Donald Trump entered the national abortion debate on Wednesday as smoothly as a burning oil tanker slamming into a fireworks warehouse. After causing an outcry by saying that if abortions are banned, women who have them should be punished, he went on to claim the issue was "unclear" before issuing a statement saying that doctors, not women who have abortions, would be the ones to be punished if abortion was outlawed. "My position has not changed—like Ronald Reagan, I am pro-life with exceptions," he insisted. A roundup of reactions:
- The statements came amid what Politico calls "24 hours of mayhem" for Trump that also included scrapping his GOP loyalty pledge, a fresh line of attack in the Corey Lewandowski case, and complaining about the Geneva Conventions. Politico predicts that with the party now hopelessly divided, a contested GOP convention is almost inevitable.
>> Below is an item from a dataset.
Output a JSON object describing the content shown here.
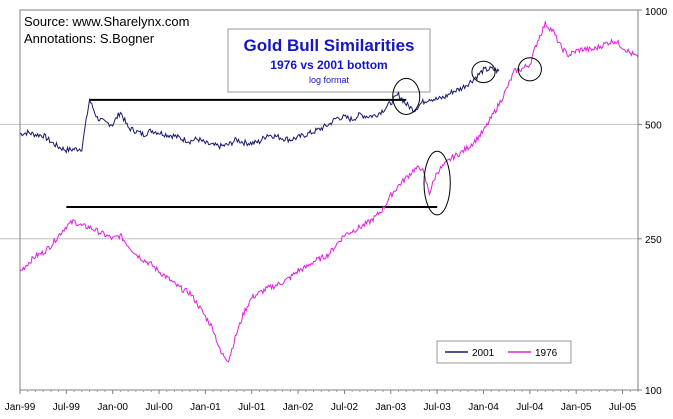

- Ben Carson offered a very Carsonesque defense of Trump in a CNN interview. "I don't think he really had a chance to really think about it," Carson said, adding that Trump was able to "come up with a more rational and informed type of answer" after talking to advisers. Carson said he agreed with Trump's latter position that abortion providers, not women, should be the ones to be punished if the US ever bans abortion.
- Ted Cruz didn't pass up the opportunity to slam Trump, the Hill reports. Trump "has demonstrated that he hasn't seriously thought through the issues, and he'll say anything just to get attention," Cruz said in a statement. "We shouldn't be talking about punishing women; we should affirm their dignity and the incredible gift they have to bring life into the world," added Cruz, who, unlike Trump, does not support exceptions for rape and incest under an abortion ban, according to the Washington Post.
- Some anti-abortion activists are just as outraged as pro-choice groups by Trump's earlier comments, the New York Times reports. They say the call to punish women shows that Trump's shift toward being anti-abortion is very recent—and insincere. "No pro-lifer would ever want to punish a woman who has chosen abortion," says the president of the March for Life Education and Defense Fund. "We invite a woman who has gone down this route to consider paths to healing, not punishment."
- The Washington Post fact-checks Trump's claim that his change of position mirrors Reagan's, finding that this time, Trump is not "glaringly incorrect," although the comparison is a "gratuitous one that lacks historical context, and not analogous to his own evolution." The Post gives him two Pinocchios on a scale that goes to four.